Daí também que seus trabalhadores possuem mais dificuldades para pressionar por benefícios legais, geralmente não se encontrando amparados por sindicatos. Essencialmente, portanto, são trabalhadores que custam menos porque têm menos mecanismos de proteção (social, sindical, jurídica, segurança no trabalho) incorporados aos seus salários.

Os defensores da terceirização, entretanto, alegam que, como os benefícios da CLT estão mantidos no projeto, não haveria razão para a precarização do trabalho. Logo, a pergunta central deste debate é: afinal, a terceirização precariza o trabalho?

Antes de considerar a CLT, é preciso ficar claro que a PL 4330 prevê explicitamente a possibilidade de terceirização não apenas pela contratante original, mas também pela firma contratada, ou seja, uma espécie de quarteirização que pode também se estender para uma quinterização etc.

Além disso, devemos separar a noção de empregado, contida na abordagem convencional, da noção de prestador de serviço, contida na abordagem pela terceirização. Como esta última está associada à flexibilidade e à liberdade que o trabalhador passaria a ter sobre a alocação do seu trabalho, isso lhe conferiria uma condição de “empreendedor individual”. Nesta, ele estaria livre para oferecer os seus serviços no mercado, pelo salário oferecido, supostamente associado à sua produtividade. Já o empregado formal precisaria se “submeter” a uma extensa legislação trabalhista que oneraria seu salário para além da sua produtividade, dificultando a conquista de um emprego.

Entendidos esses pontos, pensemos sob a lógica concorrencial dos mercados: se eu represento uma firma terceirizada e meus concorrentes também e, mesmo que nós dois precisemos manter a CLT para nossos trabalhadores, aquele de nós que de alguma forma conseguir reduzir algum custo ganhará a concorrência.

Qualquer redução marginal importa para a contratante.
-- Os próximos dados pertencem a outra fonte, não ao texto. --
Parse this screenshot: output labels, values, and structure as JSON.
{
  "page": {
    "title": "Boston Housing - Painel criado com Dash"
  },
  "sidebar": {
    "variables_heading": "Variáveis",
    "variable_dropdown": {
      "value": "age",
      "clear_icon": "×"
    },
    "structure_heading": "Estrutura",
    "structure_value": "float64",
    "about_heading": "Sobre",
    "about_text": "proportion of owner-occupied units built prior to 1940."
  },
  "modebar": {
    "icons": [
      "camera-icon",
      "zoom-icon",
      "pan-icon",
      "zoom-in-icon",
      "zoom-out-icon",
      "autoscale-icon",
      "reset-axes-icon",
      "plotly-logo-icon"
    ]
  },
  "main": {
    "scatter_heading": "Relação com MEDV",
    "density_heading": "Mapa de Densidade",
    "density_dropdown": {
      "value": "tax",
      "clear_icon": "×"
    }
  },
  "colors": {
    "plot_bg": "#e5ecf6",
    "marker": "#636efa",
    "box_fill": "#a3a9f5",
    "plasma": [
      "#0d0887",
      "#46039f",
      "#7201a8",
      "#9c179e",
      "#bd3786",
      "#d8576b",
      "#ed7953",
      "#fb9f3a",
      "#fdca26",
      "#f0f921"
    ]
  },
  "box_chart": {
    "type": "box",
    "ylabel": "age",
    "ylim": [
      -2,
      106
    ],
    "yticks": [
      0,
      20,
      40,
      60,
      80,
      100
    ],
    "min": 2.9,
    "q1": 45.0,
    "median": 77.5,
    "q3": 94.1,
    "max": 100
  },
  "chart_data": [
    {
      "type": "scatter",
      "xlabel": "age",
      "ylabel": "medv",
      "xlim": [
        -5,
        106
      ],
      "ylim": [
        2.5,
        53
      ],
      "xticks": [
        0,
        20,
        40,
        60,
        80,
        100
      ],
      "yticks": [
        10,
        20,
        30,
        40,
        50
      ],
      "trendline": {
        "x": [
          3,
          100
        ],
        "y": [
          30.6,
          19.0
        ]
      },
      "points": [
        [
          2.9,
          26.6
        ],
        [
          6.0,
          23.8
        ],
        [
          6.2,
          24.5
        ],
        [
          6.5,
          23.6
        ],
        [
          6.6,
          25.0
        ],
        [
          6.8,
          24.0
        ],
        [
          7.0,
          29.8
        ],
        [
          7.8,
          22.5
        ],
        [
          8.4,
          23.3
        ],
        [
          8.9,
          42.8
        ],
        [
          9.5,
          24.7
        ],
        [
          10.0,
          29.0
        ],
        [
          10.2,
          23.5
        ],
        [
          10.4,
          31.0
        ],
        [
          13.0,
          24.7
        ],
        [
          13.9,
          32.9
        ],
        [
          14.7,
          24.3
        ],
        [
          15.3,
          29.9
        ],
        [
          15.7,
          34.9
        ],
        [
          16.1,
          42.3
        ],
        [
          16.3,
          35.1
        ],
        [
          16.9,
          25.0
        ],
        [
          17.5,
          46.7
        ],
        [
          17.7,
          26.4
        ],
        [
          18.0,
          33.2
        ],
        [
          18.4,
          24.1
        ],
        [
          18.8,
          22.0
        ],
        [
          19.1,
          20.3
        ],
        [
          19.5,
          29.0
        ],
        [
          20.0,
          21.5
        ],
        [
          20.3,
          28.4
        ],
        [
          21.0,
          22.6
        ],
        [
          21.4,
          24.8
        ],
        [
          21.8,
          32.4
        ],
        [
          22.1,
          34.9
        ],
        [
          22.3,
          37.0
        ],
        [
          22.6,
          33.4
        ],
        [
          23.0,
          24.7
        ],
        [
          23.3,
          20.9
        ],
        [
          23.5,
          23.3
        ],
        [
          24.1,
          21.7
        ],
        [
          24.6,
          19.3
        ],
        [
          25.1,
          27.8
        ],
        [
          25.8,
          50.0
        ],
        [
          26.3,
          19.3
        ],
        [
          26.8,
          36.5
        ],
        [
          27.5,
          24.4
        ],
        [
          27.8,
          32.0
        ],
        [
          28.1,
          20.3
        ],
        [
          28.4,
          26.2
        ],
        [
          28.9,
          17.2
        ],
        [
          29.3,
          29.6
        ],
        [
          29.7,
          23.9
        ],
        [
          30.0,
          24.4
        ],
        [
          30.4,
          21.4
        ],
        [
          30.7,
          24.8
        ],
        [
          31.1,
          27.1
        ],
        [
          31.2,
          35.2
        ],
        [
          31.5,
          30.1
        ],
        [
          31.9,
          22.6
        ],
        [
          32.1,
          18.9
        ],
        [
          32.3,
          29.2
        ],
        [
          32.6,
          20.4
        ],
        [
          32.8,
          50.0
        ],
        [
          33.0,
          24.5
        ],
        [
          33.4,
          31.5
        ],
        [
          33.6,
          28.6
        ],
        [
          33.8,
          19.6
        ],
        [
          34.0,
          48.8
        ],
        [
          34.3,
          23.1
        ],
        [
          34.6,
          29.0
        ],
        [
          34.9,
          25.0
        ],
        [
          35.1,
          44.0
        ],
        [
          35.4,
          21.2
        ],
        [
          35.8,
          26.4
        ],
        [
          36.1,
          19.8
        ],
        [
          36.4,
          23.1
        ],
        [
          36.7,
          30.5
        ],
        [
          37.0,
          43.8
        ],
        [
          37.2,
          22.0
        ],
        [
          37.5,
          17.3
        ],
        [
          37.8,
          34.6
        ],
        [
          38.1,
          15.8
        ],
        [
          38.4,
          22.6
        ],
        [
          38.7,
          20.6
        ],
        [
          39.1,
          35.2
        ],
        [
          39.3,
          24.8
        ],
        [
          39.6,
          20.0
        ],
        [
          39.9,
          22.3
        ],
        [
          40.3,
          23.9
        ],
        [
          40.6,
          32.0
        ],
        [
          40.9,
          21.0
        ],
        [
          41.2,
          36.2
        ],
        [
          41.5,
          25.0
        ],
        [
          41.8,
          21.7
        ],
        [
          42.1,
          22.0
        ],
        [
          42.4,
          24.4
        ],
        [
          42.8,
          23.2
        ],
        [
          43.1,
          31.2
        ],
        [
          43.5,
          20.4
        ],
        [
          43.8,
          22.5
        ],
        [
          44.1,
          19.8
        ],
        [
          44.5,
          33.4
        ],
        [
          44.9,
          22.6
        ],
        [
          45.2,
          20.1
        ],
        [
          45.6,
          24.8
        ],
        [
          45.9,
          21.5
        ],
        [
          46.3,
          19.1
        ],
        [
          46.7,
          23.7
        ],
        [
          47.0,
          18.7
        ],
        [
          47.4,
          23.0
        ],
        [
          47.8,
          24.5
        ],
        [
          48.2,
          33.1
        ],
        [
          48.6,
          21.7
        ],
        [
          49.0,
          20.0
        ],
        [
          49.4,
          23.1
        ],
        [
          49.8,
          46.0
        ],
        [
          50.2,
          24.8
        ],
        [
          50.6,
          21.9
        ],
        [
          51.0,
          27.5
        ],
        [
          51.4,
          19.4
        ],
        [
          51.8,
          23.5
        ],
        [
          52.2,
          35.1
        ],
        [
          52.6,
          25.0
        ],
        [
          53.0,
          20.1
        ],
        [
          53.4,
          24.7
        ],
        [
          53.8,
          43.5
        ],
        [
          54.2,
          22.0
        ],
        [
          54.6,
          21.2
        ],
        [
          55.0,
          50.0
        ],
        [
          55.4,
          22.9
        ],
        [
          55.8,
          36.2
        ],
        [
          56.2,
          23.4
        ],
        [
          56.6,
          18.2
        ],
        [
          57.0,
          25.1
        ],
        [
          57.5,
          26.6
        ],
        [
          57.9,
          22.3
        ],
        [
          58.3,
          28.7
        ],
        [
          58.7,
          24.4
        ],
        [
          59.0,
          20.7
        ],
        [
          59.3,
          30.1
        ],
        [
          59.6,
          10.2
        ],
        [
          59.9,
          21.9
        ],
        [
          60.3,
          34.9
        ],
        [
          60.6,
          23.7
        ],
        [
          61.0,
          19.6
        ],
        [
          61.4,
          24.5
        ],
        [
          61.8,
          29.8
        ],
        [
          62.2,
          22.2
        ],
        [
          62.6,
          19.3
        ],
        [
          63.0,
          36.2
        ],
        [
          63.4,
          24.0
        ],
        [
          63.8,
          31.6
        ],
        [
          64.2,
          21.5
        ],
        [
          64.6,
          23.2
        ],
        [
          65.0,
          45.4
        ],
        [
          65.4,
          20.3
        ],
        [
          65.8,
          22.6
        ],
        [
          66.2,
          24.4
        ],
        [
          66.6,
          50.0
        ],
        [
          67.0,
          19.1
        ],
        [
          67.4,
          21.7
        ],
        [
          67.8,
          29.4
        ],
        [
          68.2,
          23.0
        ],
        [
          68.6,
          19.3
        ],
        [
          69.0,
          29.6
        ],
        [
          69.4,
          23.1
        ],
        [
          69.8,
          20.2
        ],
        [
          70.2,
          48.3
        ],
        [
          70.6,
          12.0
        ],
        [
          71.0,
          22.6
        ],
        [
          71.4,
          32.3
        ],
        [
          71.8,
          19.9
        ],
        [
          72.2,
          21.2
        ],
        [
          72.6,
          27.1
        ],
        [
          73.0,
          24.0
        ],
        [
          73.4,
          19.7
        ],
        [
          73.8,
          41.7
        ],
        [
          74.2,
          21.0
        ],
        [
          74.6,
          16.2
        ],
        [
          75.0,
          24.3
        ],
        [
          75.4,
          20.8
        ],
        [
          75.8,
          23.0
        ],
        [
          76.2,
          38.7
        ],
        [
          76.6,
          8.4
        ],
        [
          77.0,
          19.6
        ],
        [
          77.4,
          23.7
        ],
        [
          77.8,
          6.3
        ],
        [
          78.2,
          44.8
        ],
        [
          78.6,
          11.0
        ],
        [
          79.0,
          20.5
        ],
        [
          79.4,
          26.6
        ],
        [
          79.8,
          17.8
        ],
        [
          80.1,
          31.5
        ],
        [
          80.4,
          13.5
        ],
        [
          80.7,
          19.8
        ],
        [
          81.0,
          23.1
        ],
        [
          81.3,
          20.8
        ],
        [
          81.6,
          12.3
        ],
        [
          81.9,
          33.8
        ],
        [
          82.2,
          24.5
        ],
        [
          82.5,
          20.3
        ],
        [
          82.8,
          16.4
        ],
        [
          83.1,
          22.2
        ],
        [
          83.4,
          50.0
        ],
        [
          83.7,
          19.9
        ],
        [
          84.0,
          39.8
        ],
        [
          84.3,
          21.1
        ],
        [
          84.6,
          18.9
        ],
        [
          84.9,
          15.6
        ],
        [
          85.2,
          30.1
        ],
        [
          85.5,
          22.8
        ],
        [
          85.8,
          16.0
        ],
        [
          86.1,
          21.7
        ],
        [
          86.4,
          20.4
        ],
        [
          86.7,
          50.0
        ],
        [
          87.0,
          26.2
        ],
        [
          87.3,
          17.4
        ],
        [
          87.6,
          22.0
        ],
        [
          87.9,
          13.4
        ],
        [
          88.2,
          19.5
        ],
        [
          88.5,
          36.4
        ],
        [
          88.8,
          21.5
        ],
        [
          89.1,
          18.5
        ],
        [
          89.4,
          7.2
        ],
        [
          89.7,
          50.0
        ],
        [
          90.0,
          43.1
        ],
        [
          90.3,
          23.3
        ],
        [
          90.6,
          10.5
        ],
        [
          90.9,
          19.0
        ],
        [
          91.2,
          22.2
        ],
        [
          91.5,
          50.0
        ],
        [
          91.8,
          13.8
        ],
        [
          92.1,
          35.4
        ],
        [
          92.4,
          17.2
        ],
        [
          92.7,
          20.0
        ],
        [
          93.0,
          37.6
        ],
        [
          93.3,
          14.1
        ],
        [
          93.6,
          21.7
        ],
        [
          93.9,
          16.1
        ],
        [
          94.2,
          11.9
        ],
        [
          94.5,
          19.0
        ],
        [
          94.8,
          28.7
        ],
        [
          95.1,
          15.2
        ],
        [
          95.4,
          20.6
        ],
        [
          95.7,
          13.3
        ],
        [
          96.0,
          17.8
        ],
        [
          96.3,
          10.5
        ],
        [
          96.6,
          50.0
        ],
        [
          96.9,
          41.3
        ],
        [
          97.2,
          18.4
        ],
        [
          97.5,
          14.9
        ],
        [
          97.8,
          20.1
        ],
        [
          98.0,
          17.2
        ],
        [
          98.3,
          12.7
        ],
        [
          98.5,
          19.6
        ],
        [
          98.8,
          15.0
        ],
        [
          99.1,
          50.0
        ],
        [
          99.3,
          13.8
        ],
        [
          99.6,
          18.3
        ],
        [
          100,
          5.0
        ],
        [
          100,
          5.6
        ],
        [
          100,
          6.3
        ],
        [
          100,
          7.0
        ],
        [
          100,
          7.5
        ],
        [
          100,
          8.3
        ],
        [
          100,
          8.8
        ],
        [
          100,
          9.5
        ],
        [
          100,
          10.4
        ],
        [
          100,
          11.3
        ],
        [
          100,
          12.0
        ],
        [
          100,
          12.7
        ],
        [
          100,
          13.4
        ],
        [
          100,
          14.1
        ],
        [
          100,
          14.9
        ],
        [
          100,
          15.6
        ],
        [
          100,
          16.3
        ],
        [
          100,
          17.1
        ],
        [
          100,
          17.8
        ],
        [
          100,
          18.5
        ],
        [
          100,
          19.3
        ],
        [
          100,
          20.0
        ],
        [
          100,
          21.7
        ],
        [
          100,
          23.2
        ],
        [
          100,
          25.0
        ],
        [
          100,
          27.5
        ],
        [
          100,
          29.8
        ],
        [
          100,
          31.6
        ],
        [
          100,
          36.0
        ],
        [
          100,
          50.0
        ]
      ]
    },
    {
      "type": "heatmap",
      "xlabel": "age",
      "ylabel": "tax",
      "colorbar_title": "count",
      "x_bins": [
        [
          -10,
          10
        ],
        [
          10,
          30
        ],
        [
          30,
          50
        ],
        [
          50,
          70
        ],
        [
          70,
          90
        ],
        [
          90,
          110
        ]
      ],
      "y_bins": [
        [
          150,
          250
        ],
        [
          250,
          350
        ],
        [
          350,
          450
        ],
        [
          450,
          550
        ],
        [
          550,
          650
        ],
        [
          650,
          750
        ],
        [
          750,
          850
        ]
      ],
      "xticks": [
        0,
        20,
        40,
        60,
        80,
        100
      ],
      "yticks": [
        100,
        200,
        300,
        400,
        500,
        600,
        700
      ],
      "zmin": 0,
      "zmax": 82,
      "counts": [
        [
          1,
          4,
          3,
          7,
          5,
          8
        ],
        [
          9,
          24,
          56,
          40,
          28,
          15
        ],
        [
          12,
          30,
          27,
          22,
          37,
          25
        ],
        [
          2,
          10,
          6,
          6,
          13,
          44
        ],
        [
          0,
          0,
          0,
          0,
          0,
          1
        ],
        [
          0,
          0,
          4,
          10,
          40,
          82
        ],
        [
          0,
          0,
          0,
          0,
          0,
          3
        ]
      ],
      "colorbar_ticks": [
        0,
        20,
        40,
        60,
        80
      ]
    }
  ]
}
Mas qualquer redução marginal minha pode ser contra-atacada por outra redução marginal do meu concorrente e assim sucessivamente. É normal que a empresa queira reduzir seus custos, sempre que puder fazê-lo obtendo aproximadamente o mesmo volume de produto. Se a redução pudesse se dar com menores salários, isso não seria um problema para a firma e sim para o trabalhador.

Meus incentivos para piorar as condições ou a segurança do trabalho ou burlar algum benefício seriam grandes, porém contra a lei. Mas podem ser contornados: posso quarteirizar uma parcela desses serviços, subcontratando uma firma que me forneça trabalhadores mais baratos que os que posso manter.

Se a escolha do trabalhador for entre isso e nada, ele não aceitaria trabalhar por menos? Além do que, se ele não aceitasse, outro certamente aceitaria, então esta passa a ser a melhor opção dele. Assim, transfiro todo o meu problema social e jurídico para outrem. E essa lógica se estende às firmas quarteirizadas. Seu limite pode não ser claro, mas uma coisa é provável: tendência de aumento da jornada, redução dos salários ou piora das condições de trabalho, senão pela via legal, pela via corruptiva.

Chegamos noutro contra: tendência à corrupção, sonegação de impostos e negligência aos direitos trabalhistas, que geram queda da arrecadação do governo. Desnecessário mencionar os efeitos desastrosos disso no médio prazo sobre o crescimento econômico, ainda mais num país como o Brasil, que já vem adotando severas restrições fiscais. Estes são os aspectos econômicos da precarização da mão de obra. Mas há também aspectos sociológicos.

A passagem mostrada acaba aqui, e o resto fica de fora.